Despite the passage of AB-5 and codification of the “ABC” Test, a friendly federal judge specifically told EDD they cannot apply and use AB-5 and the “ABC” Test against trucking companies. Here is what we need to know:
“Whether certain laws and regulations in the California Labor Code apply to truck drivers, generally, depends on their status as employees or independent contractors. S.G. Borello & Sons, Inc. v. Dep’t of Indus. Relations, 48 Cal. 3d 341, 350 (1989). For nearly three decades, California courts have used a test, based on the Borello decision, to determine whether workers are correctly classified as employees or independent contractors. The Borello standard considers the “right to control work,” as well as many other factors, including (a) whether the worker is engaged in a distinct occupation or business, (b) the amount of supervision required, (c) the skill required, (d) whether the worker supplies the tools required, (e) the length of time for which services are to be performed, (f) the method of payment, (g) whether the work is part of the regular business of the principal, and (h) whether the parties believe they are creating an employer-employee relationship”
The ruling makes it clear that AB-5’s ABC test is preempted by the FAAAA, and restores the multi-factor Borello test as the standard to determine whether a truck driver is an independent contractor or employee. The Court ruled that the FAAAA preempted Prong B of AB-5’s ABC test because it effectively prohibits motor carriers from utilizing independent owner-operator truck drivers.

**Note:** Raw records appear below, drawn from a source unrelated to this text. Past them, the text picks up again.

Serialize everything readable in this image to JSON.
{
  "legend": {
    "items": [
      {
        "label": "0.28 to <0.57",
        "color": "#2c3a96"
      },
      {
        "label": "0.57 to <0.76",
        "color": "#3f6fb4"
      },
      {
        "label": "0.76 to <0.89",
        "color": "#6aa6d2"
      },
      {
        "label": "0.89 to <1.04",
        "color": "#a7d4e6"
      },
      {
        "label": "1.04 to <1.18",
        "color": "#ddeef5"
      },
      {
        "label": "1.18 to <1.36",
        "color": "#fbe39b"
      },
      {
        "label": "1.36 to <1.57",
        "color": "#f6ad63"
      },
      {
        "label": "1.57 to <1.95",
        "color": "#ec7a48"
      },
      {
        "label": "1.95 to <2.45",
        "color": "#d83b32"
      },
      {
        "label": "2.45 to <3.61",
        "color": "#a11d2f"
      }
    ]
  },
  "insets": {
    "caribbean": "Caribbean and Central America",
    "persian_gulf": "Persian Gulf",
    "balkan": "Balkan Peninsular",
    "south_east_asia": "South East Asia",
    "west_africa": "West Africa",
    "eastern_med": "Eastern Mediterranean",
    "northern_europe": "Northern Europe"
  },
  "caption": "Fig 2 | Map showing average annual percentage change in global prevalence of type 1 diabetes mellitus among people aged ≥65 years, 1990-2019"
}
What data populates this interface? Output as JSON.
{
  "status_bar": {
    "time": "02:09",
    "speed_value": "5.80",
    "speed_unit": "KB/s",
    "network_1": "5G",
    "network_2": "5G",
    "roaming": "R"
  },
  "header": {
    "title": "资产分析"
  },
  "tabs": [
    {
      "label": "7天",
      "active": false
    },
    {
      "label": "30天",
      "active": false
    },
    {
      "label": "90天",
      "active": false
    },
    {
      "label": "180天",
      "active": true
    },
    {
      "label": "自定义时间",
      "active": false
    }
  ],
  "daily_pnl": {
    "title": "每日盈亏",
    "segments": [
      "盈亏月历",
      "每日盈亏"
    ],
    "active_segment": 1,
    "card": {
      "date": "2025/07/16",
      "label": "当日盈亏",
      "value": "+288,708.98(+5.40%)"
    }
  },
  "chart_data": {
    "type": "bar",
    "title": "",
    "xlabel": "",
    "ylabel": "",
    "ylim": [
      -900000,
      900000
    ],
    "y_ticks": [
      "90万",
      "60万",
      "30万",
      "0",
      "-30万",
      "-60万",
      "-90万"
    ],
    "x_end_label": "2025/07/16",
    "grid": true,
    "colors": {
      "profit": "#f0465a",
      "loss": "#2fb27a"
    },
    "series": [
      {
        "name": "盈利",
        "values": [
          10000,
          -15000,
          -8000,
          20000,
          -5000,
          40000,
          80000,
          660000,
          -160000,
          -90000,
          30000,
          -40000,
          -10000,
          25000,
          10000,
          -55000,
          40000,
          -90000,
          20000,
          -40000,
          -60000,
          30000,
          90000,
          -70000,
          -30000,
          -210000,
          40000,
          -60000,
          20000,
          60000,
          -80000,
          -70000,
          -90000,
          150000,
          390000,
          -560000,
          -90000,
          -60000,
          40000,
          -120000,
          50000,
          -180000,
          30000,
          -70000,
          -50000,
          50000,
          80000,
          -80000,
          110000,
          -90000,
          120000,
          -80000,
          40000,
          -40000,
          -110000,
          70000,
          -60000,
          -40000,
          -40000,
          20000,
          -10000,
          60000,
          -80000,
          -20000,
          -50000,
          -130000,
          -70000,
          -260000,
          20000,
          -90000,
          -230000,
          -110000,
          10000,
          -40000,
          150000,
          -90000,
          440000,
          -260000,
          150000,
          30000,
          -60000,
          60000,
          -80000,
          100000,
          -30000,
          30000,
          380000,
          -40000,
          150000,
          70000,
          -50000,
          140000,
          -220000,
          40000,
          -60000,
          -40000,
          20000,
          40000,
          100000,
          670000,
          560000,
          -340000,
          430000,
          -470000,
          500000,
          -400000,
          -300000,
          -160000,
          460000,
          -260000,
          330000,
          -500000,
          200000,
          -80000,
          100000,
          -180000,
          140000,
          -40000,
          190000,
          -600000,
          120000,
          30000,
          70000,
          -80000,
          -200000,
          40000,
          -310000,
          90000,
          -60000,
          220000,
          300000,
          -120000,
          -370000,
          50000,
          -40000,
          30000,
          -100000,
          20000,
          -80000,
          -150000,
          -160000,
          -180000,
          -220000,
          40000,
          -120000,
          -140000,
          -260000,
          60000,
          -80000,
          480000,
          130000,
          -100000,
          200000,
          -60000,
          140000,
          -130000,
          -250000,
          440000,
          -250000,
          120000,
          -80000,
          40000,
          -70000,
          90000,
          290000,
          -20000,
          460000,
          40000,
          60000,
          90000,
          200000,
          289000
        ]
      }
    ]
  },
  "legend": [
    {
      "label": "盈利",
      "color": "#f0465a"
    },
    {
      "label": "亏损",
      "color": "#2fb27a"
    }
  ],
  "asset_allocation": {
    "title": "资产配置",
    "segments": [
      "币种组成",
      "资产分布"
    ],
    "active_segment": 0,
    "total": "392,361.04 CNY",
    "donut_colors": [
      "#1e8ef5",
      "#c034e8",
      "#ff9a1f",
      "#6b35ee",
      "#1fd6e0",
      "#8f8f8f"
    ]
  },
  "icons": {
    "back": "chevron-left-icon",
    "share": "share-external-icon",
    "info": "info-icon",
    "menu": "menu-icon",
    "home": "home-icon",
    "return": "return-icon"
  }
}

Hooray again.
Now We Apply The Law To Your Facts
NOW is the time to collect all of the necessary information and documentation for every IC that currently drives for you and has driven for you in the last 3 years (EDD can go back 3 years in a misclassification audit). This starts with your Independent Contractor Operating Agreement. Then we gather numerous documents (some obvious – some not so much), and others that need to be created, that will tip the scales in your favor. Then I make the case that the facts satisfy the Borello standard. Notably, EDD has a Audit Guideline that essentially follows the Borello standard that auditors use and that I rely on to help my clients.
Back To The Conclusion
Then, I return to my conclusion that the IC’s are indeed properly classified. But let me be clear: THESE DOCUMENTS NEED TO BE COLLECTED AND FILED FOR EVERY IC YOU HAVE EVER WORKED WITH GOING BACK 3 YEARS. Not all trucking companies are created equally which is why it is critical to sit down with an experienced Transportation Attorney ASAP and get your game plan together. That way, if EDD knocks on your door, you can answer with a smile on your face.
An Apology To ICs
My previous article touted the new CARES program and PUA program to help Owner-Ops get desperately needed benefits. In theory, that sounded great: The reality has been nothing but frustrating. EDD is simply unable to currently help Owner-Ops out: Go to EDD’s website on the PUA program which provides their excuses for not being able to implement it here.
“You see, in this world there’s two kinds of people, my friend: Those with loaded guns and those who dig. You dig.”
What does that have to do with this article? Not a damn thing. But I watched “The Good, The Bad, and The Ugly” over the weekend and that is my favorite Clint Eastwood quote in the movie. And nowadays, I can think of worse ways to kill 3 hours.